Betty Cuningham Gallery
541 West 25th Street, 212 242 2772
Chelsea
March 6 - April 5, 2008
Reception: Thursday, March 6, 6 - 8 PM
Web Site


New York, Tuesday, January 31, 2008, Betty Cuningham Gallery is pleased to announce an exhibition of new paintings and drawings by John Lees at 541 West 25th Street, New York City from on March 6 through April 5, 2008. The exhibition includes 24 oil on canvas paintings, and 15 ink and gouache drawings, some in the making since 1972. The paintings range in size from 5×7 inches to 40×48 inches. A full color catalogue with an essay by writer and critic William Corbett accompanies the exhibition. The artist will be present for an opening reception on Thursday, March 6th, from 6-8 pm.

Lees works and reworks his drawings and paintings over many years, building up the surfaces and breaking them down, developing what he calls a “sense of presence”. He keeps a dated log on each piece (on the front or back) often spanning several years.
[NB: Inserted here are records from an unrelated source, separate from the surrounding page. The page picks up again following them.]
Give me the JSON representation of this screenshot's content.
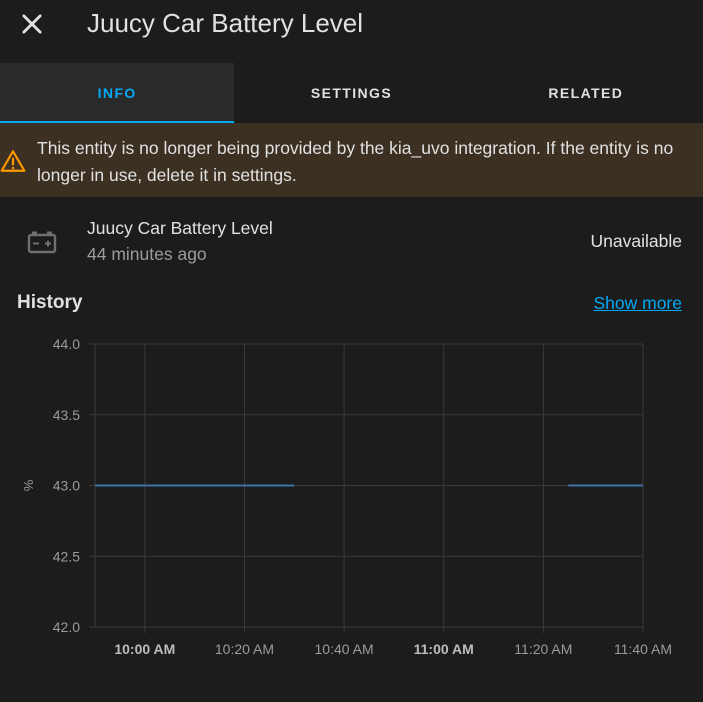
{
  "header": {
    "title": "Juucy Car Battery Level",
    "close_icon": "close-icon"
  },
  "tabs": [
    {
      "label": "INFO",
      "active": true
    },
    {
      "label": "SETTINGS",
      "active": false
    },
    {
      "label": "RELATED",
      "active": false
    }
  ],
  "warning": {
    "icon": "warning-icon",
    "text": "This entity is no longer being provided by the kia_uvo integration. If the entity is no longer in use, delete it in settings."
  },
  "entity": {
    "icon": "battery-icon",
    "name": "Juucy Car Battery Level",
    "last_changed": "44 minutes ago",
    "state": "Unavailable"
  },
  "history": {
    "title": "History",
    "show_more": "Show more"
  },
  "colors": {
    "accent": "#03a9f4",
    "warning": "#ff9800",
    "background": "#1c1c1c",
    "warning_bg": "#3b3022",
    "series": "#3e73a8"
  },
  "chart_data": {
    "type": "line",
    "ylabel": "%",
    "ylim": [
      42.0,
      44.0
    ],
    "y_ticks": [
      "44.0",
      "43.5",
      "43.0",
      "42.5",
      "42.0"
    ],
    "x_ticks": [
      {
        "label": "10:00 AM",
        "bold": true
      },
      {
        "label": "10:20 AM",
        "bold": false
      },
      {
        "label": "10:40 AM",
        "bold": false
      },
      {
        "label": "11:00 AM",
        "bold": true
      },
      {
        "label": "11:20 AM",
        "bold": false
      },
      {
        "label": "11:40 AM",
        "bold": false
      }
    ],
    "xlim": [
      "09:50",
      "11:40"
    ],
    "grid": true,
    "series": [
      {
        "segments": [
          [
            {
              "x": "09:50",
              "y": 43.0
            },
            {
              "x": "10:30",
              "y": 43.0
            }
          ],
          [
            {
              "x": "11:25",
              "y": 43.0
            },
            {
              "x": "11:40",
              "y": 43.0
            }
          ]
        ]
      }
    ]
  }
}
The drawings in their inks and dry gouaches resemble ancient documents. Covered with notations, these drawings document Lee’s artistic journey. His paintings record a similar process: each layer of pigment is slowly built up over time, the sinopia peeking through the encrusted surfaces.

Every day objects are invested with extraordinary qualities. A stream, a pond, a head or a bath tub are, as Lees says, his monolithic single subjects. Each has its own monumental presence; each is a distillation in time. The bath tub appears in several paintings in this show. Its shape is reduced, almost circular; and fills the picture plane, looming large like an ancient sacred object that demands our attention. Lees has a love of vaudeville and early animated film, also of jazz and Film Noir and these interests make their way into the drawings and paintings, sometimes with considerable humor. Pompeiian Porky is an excellent example, in which the well-loved cartoon character is worked and reworked over many years and emerges encrusted and peeling like a fading fragment of a Roman fresco.

There is an affinity with Asian scroll painters in Lees’ handling of condensed space. In the drawings and paintings of the stream that runs behind his home, Lees has recorded its progression from the distant spring, where it is sourced, to the rushing water in the foreground. All of the landscapes in this series document a sense of place and record the experience of time.

John Lees (b.1943, Denville, NJ) received his B.F.A. (1964) and M.F.A. (1967) from the Otis Art Institute in Los Angeles, CA. Two years later, in 1969, Lees mounted his first one person exhibition. In 1977, Lees presented his first solo exhibition in New York City at the Edward Thorp Gallery, where he exhibited regularly for the next six years before embarking on a sixteen year relationship with Hirschl & Adler Modern. In 1981, Lees moved to New York City and in 1990, he moved his home and studio to upstate New York, where he currently resides. Since 1989, Lees has been an instructor at the New York Studio School of Drawing, Painting and Sculpture.

Lees is the recipient of three major awards and grants: most recently, the Francis J. Greenburger Award (2005); the John Simon Guggenheim Memorial Foundation Grant (1993); and the National Endowment for the Arts Fellowship Grant (1989).